T-Mobile has been hit by another data breach.
T-Mobile is now in the process of alerting customers to a malicious attack in which some customer information may have been access. On a webpage dedicated to the attack, T-Mo explains that a “sophisticated attack” was made against its email vendor that led to unauthorized access to certain T-Mobile employee email accounts, some of which contained account info for T-Mobile customers and employees.
The info accessed during this attack may have included customer names and addresses, phone numbers, account numbers, rate plans and features, and billing information. T-Mo says that financial information, including credit card numbers, as well as Social Security numbers were not affected.
The info accessed during this attack may have included customer names and addresses, phone numbers, account numbers, rate plans and features, and billing information. It appears that some customers are being told that their financial info was not accessed while others may have had their financial account info and Social Security numbers accessed.
For those customers whose financial info was accessed, T-Mobile is offering two years of free credit monitoring and identity theft detection services from TransUnion. Customers must sign up by May 31, 2020.
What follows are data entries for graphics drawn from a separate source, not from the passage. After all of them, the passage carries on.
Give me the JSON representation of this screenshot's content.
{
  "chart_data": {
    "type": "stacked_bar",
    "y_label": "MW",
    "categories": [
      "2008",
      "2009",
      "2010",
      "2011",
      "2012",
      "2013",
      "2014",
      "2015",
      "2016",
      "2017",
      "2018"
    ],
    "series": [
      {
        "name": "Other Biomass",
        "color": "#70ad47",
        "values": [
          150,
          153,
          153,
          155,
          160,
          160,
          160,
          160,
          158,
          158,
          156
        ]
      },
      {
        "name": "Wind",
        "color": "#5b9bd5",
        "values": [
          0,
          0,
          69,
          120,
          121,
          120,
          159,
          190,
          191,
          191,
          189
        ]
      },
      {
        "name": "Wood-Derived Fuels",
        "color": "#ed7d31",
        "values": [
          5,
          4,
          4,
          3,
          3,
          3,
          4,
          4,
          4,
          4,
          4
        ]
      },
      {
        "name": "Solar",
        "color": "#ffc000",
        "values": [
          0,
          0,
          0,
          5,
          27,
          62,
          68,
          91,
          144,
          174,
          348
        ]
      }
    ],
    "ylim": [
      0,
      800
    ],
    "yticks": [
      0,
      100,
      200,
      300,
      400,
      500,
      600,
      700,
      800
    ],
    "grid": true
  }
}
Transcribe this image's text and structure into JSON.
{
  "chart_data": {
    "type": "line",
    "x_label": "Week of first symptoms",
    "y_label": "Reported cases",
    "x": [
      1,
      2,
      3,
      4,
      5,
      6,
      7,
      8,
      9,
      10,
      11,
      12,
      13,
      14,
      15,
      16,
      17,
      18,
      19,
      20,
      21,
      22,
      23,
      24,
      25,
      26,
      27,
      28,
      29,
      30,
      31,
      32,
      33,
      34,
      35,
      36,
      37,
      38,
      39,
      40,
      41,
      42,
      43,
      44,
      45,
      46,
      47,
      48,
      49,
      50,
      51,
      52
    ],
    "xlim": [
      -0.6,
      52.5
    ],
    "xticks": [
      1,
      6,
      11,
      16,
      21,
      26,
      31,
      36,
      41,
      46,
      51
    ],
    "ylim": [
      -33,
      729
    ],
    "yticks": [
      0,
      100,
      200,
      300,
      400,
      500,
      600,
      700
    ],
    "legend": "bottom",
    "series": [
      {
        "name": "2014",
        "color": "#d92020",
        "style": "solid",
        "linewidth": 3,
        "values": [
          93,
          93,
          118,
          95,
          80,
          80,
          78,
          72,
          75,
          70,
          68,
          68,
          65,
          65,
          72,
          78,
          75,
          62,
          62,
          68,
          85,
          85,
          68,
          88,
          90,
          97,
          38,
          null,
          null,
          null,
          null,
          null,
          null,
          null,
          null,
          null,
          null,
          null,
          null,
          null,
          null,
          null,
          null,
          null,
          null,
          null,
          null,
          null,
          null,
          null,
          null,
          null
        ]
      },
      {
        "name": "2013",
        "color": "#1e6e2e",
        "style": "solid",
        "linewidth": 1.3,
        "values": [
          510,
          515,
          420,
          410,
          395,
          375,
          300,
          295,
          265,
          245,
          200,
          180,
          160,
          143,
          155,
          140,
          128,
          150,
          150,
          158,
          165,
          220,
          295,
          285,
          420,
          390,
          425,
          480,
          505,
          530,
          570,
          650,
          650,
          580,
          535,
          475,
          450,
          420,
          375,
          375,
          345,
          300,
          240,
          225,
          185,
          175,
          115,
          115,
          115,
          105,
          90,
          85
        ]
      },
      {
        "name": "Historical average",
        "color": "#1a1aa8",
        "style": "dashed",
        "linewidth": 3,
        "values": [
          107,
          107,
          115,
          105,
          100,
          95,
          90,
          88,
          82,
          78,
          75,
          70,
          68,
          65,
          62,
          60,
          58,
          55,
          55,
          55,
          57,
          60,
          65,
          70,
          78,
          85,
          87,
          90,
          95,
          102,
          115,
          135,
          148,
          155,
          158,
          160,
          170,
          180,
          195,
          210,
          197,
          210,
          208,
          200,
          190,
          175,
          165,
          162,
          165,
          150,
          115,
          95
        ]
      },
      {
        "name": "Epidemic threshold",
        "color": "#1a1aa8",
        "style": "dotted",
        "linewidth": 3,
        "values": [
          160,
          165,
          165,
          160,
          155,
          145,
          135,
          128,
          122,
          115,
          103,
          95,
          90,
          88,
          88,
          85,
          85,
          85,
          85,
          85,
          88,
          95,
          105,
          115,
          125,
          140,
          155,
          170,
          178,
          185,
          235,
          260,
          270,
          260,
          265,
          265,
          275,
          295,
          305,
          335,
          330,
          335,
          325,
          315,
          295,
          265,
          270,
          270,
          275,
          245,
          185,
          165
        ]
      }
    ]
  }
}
T-Mobile says that it’s not aware of any evidence to suggest that information accessed was used to commit fraud.
After the attack was identified and shut down, T-Mobile began investigating the issue with the help of “leading cybersecurity forensics experts”. T-Mo also reported the incident to federal law enforcement and is cooperating with their investigation.
T-Mobile is in the process of notifying customers whose accounts may have been affected by the attack. If you haven’t yet received a text but want to find out if your account was affected, you can contact customer support by dialing 611 from your T-Mobile phone or 1-800-937-8997 from any phone. You can also call these numbers to update the PIN on your account.
Data breaches like this one are always serious, and it’s frustrating that this latest breach has occured just a few months after some customers had their account info accessed by a malicious party. This breach is especially worrying for those folks who had their financial and SSN info accessed, even if there’s been no evidence that that info was used for fraud.
I’ve reached out to T-Mobile for more information on the data breach, like how many customers were affected, and will update this post if I hear back.
Have you received a text from T-Mobile about this attack?